Pour cela, ChatGPT est connecté à mon espace Notion. Cette connexion lui permet d’écrire dans les pages auxquelles il a accès. Notion explique le fonctionnement et les permissions de cette connexion.
Cela peut être le lien vers un post X, un article ou un Reel Instagram.
Pour un livre audio, je ne peux évidemment pas prendre une photo de ce que je viens d’entendre. Je dicte donc ce que j’ai retenu, avec mes propres mots, pendant que l’idée est encore fraîche.
C’est aussi l’une des raisons pour lesquelles j’utilise autant la dictée. J’ai détaillé les solutions que j’emploie dans un article sur Codex, la dictée gratuite et Wispr Flow.
Et pour un livre papier, j’ai encore un autre chat. Je prends simplement une photo de la page qui m’intéresse et je la lui envoie pour l’indexer.
Je n’ai donc pas une seule méthode de capture. J’ai plusieurs portes d’entrée qui mènent vers la même base.
Même un Reel peut devenir une ressource exploitable
Enregistrer le lien d’un Reel ne suffit pas toujours.
Quelques jours plus tard, je ne me souviens plus forcément de la phrase précise qui m’avait intéressé. Et une vidéo est moins facile à parcourir rapidement qu’un texte.
Dans mon système, je peux demander à Codex d’ouvrir le Reel et d’en transcrire le contenu lorsqu’il lui est accessible. La fiche ne contient plus seulement un lien : son contenu devient consultable et peut être retrouvé plus tard par une recherche.
C’est particulièrement utile lorsque je demande à mon I.A de travailler à partir de ce que j’ai déjà appris, plutôt que de repartir de zéro.
Mais ces parcours ne fonctionnent pas toujours parfaitement. Une transcription peut manquer. Une fiche peut être mal créée. Une ressource peut ne pas arriver jusqu’à Notion.
C’est là que ma voiture-balai intervient.
Ma voiture-balai repasse derrière
J’ai ajouté une routine qui vérifie que les éléments capturés ont bien été traités.
Elle repère notamment si la transcription attendue existe et si la fiche a correctement été créée dans Notion.
Ça permet de réduire le nombre de ressources que je crois avoir conservées alors qu’elles sont restées coincées au milieu du parcours.
Le plus intéressant commence après la capture
Stocker des centaines de ressources n’est pas un objectif en soi.
Si je ne reviens jamais dessus, j’ai simplement déplacé le problème. Au lieu d’oublier une idée dans Instagram ou dans un livre, je l’oublie dans Notion.
La base devient utile lorsque je remets ces ressources en circulation.
De temps en temps, je peux revenir dessus manuellement et relire ce que j’ai conservé.

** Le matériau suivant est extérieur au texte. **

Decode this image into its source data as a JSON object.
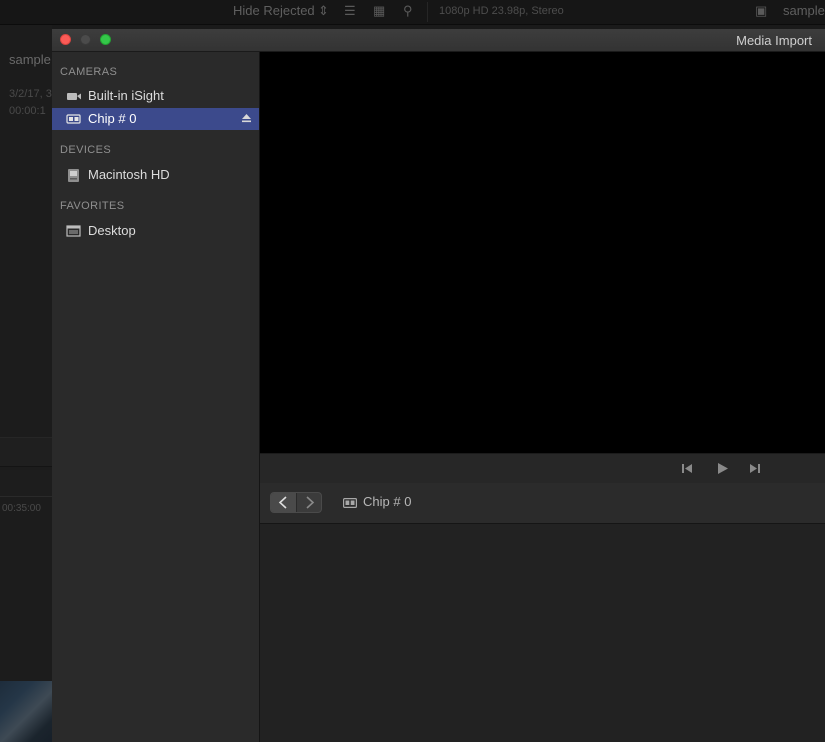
{
  "background_app": {
    "filter_label": "Hide Rejected",
    "format_info": "1080p HD 23.98p, Stereo",
    "project_name": "sample",
    "clip_name": "sample",
    "clip_date": "3/2/17, 3",
    "clip_duration": "00:00:1",
    "timecode": "00:35:00"
  },
  "window": {
    "title": "Media Import"
  },
  "sidebar": {
    "sections": [
      {
        "header": "CAMERAS",
        "items": [
          {
            "label": "Built-in iSight",
            "icon": "camera-icon",
            "selected": false
          },
          {
            "label": "Chip # 0",
            "icon": "card-icon",
            "selected": true,
            "eject": true
          }
        ]
      },
      {
        "header": "DEVICES",
        "items": [
          {
            "label": "Macintosh HD",
            "icon": "hard-drive-icon",
            "selected": false
          }
        ]
      },
      {
        "header": "FAVORITES",
        "items": [
          {
            "label": "Desktop",
            "icon": "desktop-icon",
            "selected": false
          }
        ]
      }
    ]
  },
  "transport": {
    "buttons": [
      "skip-back-icon",
      "play-icon",
      "skip-forward-icon"
    ]
  },
  "browser": {
    "breadcrumb": "Chip # 0",
    "breadcrumb_icon": "card-icon"
  },
  "colors": {
    "selection": "#3c4a8c",
    "close": "#fc5b57",
    "zoom": "#34c749"
  }
}
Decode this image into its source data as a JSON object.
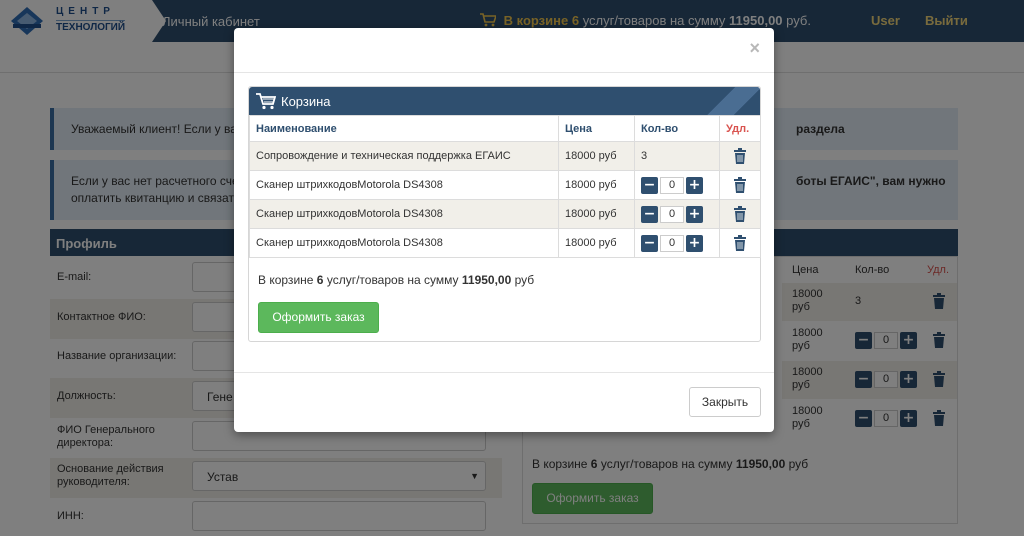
{
  "header": {
    "logo_line1": "ЦЕНТР",
    "logo_line2": "ТЕХНОЛОГИЙ",
    "cabinet_label": "Личный кабинет",
    "cart_prefix": "В корзине",
    "cart_count": "6",
    "cart_middle": "услуг/товаров на сумму",
    "cart_sum": "11950,00",
    "cart_currency": "руб.",
    "user_label": "User",
    "logout_label": "Выйти"
  },
  "background": {
    "alert1_text": "Уважаемый клиент! Если у ва",
    "alert1_right": "раздела",
    "alert2_line1": "Если у вас нет расчетного сче",
    "alert2_line2": "оплатить квитанцию и связать",
    "alert2_right": "боты ЕГАИС\", вам нужно",
    "profile_title": "Профиль",
    "fields": [
      {
        "label": "E-mail:",
        "value": ""
      },
      {
        "label": "Контактное ФИО:",
        "value": ""
      },
      {
        "label": "Название организации:",
        "value": ""
      },
      {
        "label": "Должность:",
        "value": "Гене"
      },
      {
        "label": "ФИО Генерального директора:",
        "value": ""
      },
      {
        "label": "Основание действия руководителя:",
        "value": "Устав"
      },
      {
        "label": "ИНН:",
        "value": ""
      }
    ],
    "table_head": {
      "price": "Цена",
      "qty": "Кол-во",
      "del": "Удл."
    },
    "rows": [
      {
        "price": "18000 руб",
        "qty": "3"
      },
      {
        "price": "18000 руб",
        "qty": "0"
      },
      {
        "price": "18000 руб",
        "qty": "0"
      },
      {
        "price": "18000 руб",
        "qty": "0"
      }
    ],
    "total_prefix": "В корзине",
    "total_count": "6",
    "total_middle": "услуг/товаров на сумму",
    "total_sum": "11950,00",
    "total_currency": "руб",
    "order_button": "Оформить заказ"
  },
  "modal": {
    "close_symbol": "×",
    "cart_title": "Корзина",
    "columns": {
      "name": "Наименование",
      "price": "Цена",
      "qty": "Кол-во",
      "del": "Удл."
    },
    "items": [
      {
        "name": "Сопровождение и техническая поддержка ЕГАИС",
        "price": "18000 руб",
        "qty": "3",
        "editable": false
      },
      {
        "name": "Сканер штрихкодовMotorola DS4308",
        "price": "18000 руб",
        "qty": "0",
        "editable": true
      },
      {
        "name": "Сканер штрихкодовMotorola DS4308",
        "price": "18000 руб",
        "qty": "0",
        "editable": true
      },
      {
        "name": "Сканер штрихкодовMotorola DS4308",
        "price": "18000 руб",
        "qty": "0",
        "editable": true
      }
    ],
    "minus": "−",
    "plus": "+",
    "total_prefix": "В корзине",
    "total_count": "6",
    "total_middle": "услуг/товаров на сумму",
    "total_sum": "11950,00",
    "total_currency": "руб",
    "order_button": "Оформить заказ",
    "close_button": "Закрыть"
  },
  "colors": {
    "header_bg": "#2f4f6f",
    "accent_yellow": "#f3c64d",
    "button_green": "#5cb85c",
    "delete_red": "#d9534f"
  }
}
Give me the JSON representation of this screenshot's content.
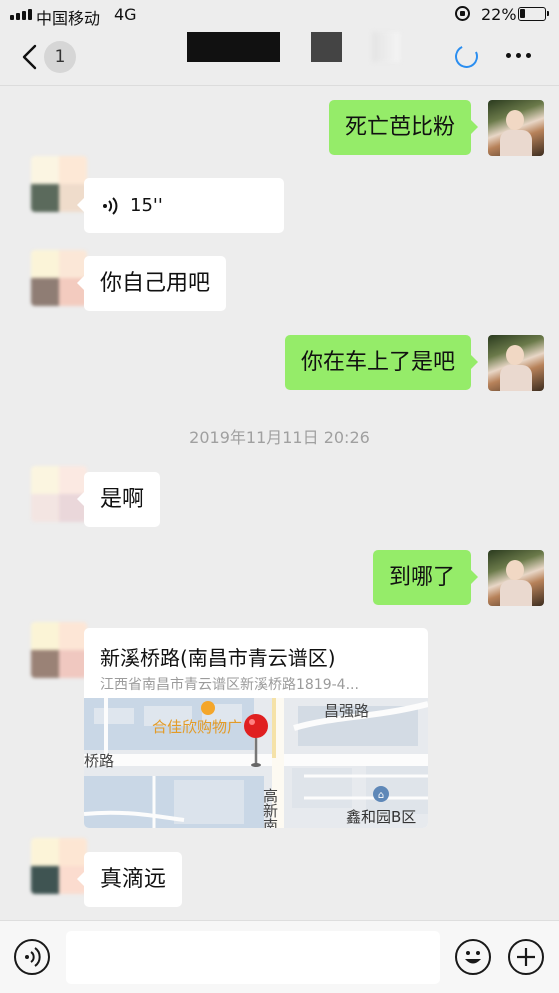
{
  "status_bar": {
    "carrier": "中国移动",
    "network": "4G",
    "battery_percent": "22%",
    "battery_level": 0.22
  },
  "nav": {
    "unread_count": "1"
  },
  "messages": [
    {
      "from": "me",
      "text": "死亡芭比粉"
    },
    {
      "from": "them",
      "type": "voice",
      "duration": "15''"
    },
    {
      "from": "them",
      "text": "你自己用吧"
    },
    {
      "from": "me",
      "text": "你在车上了是吧"
    },
    {
      "type": "timestamp",
      "text": "2019年11月11日 20:26"
    },
    {
      "from": "them",
      "text": "是啊"
    },
    {
      "from": "me",
      "text": "到哪了"
    },
    {
      "from": "them",
      "type": "location",
      "title": "新溪桥路(南昌市青云谱区)",
      "address": "江西省南昌市青云谱区新溪桥路1819-4...",
      "map_labels": {
        "poi_mall": "合佳欣购物广",
        "road_top": "昌强路",
        "road_left": "桥路",
        "road_vertical": "高新南",
        "area": "鑫和园B区"
      }
    },
    {
      "from": "them",
      "text": "真滴远"
    }
  ],
  "colors": {
    "my_bubble": "#95ec69",
    "their_bubble": "#ffffff",
    "background": "#ededed",
    "loading_spinner": "#2b8ef0"
  },
  "icons": [
    "back-chevron-icon",
    "loading-spinner-icon",
    "more-icon",
    "voice-wave-icon",
    "map-pin-icon",
    "voice-mode-icon",
    "emoji-icon",
    "plus-icon"
  ]
}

Je peux aussi demander à Codex de se référer à un élément indexé récemment lorsqu’il travaille avec moi sur un sujet proche.
Je peux me préparer une newsletter personnelle avec les ressources ajoutées pendant la semaine.
Et certaines idées peuvent rejoindre mon pipeline de rédaction ou servir de point de départ à une prochaine newsletter.
Une phrase entendue dans un livre audio, un Reel vu entre deux rendez-vous ou une page photographiée peuvent ainsi ressortir plusieurs semaines plus tard, au moment où ils deviennent réellement utiles.
Commence par une seule porte d’entrée
Tu n’as pas besoin de reproduire tout mon système dès le départ.
Tu peux commencer par créer une base Ressource dans Notion, choisir une seule manière d’y envoyer ce que tu veux garder, puis prévoir un moment pour faire remonter ces idées.
Une porte d’entrée. Une base. Une routine de réutilisation.
Il y aura des trous, c’est sûr.
Mais chaque ressource correctement capturée est déjà une idée de moins que tu risques d’oublier.